MereDintofPandiculation · 23/10/2022 12:49

whether I remembered/CBA to take off all the unripe ones at the end of the previous year. Do you find that makes a discernible difference? In theory it should, but I’ve never been convinced. Maybe it depends on where you are?

My dream is a huge sunny space with a massive fig in the middle of it, and me lying on a hammock gorging on ripe figs underneath. I’m not sure I’d trust my hammock to a fig - the branches are very soft and bendy even when quite large.

IcakethereforeIam · 23/10/2022 16:01

I've had this bookmarked for ages. About a forest of wild fig trees growing by the River Donn in Sheffield. A comment mentions something similar by the Medway in Kent.

ianswalkonthewildside.wordpress.com/2016/01/08/river-don-fig-forest/

minipie · 23/10/2022 16:49

Ooh good thread. I have a baby fig tree, I think it’s a White Marseilles. I planted it a couple of years ago when it was twig sized - it’s now about 1.7m tall and would like to be equally wide but I’m trying to encourage it to go tall as we have a teeny garden and it’s wedged into a tight corner. Really there shouldn’t be a tree there but I fig-ured (boom boom) that figs are tough and can survive anywhere.

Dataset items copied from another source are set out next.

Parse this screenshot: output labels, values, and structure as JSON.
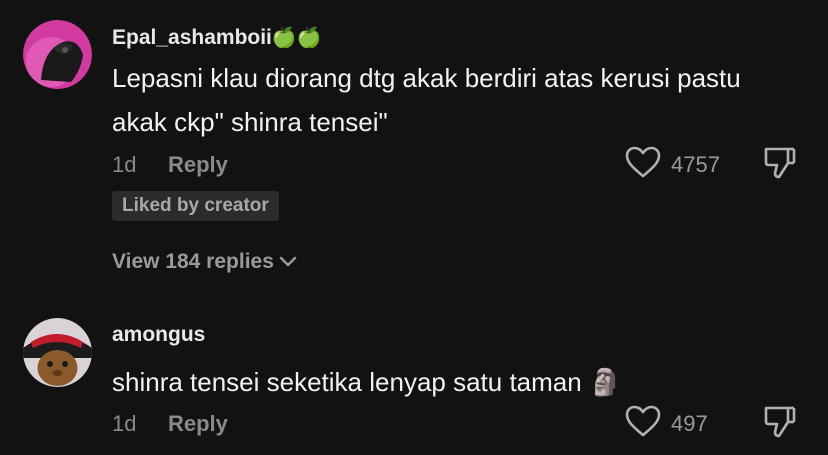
{
  "comments": [
    {
      "username": "Epal_ashamboii",
      "username_emoji": "🍏🍏",
      "text": "Lepasni klau diorang dtg akak berdiri atas kerusi pastu akak ckp\" shinra tensei\"",
      "time": "1d",
      "reply_label": "Reply",
      "likes": "4757",
      "badge": "Liked by creator",
      "view_replies": "View 184 replies"
    },
    {
      "username": "amongus",
      "text": "shinra tensei seketika lenyap satu taman",
      "text_emoji": "🗿",
      "time": "1d",
      "reply_label": "Reply",
      "likes": "497"
    }
  ],
  "icons": {
    "heart": "heart-icon",
    "dislike": "thumbs-down-icon",
    "chevron": "chevron-down-icon"
  },
  "colors": {
    "background": "#121212",
    "secondary_text": "#8a8a8a",
    "badge_bg": "#2b2b2b"
  }
}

Fruiting on new growth… hmm … I keep removing the new growths as they are all trying to go wide! Might explain why there’s been no sign of fruit …

MrsIronfoundersson · 23/10/2022 17:22

We have one on the south side of the house but shaded by other trees, very stony dry ground. It grows like a weed so we hack it back in winter and get loads of fruit off it. Quite late though, September onwards. It loved the weather this year.

MereDintofPandiculation · 23/10/2022 21:01

Fruiting on new growth… hmm … I keep removing the new growths as they are all trying to go wide! Might explain why there’s been no sign of fruit To be more accurate, it fruits on the new ends of branches. So left unpruned, you have long branches with a bunch of leaves and figs at the end. Pruned, you get more branches, so more ends.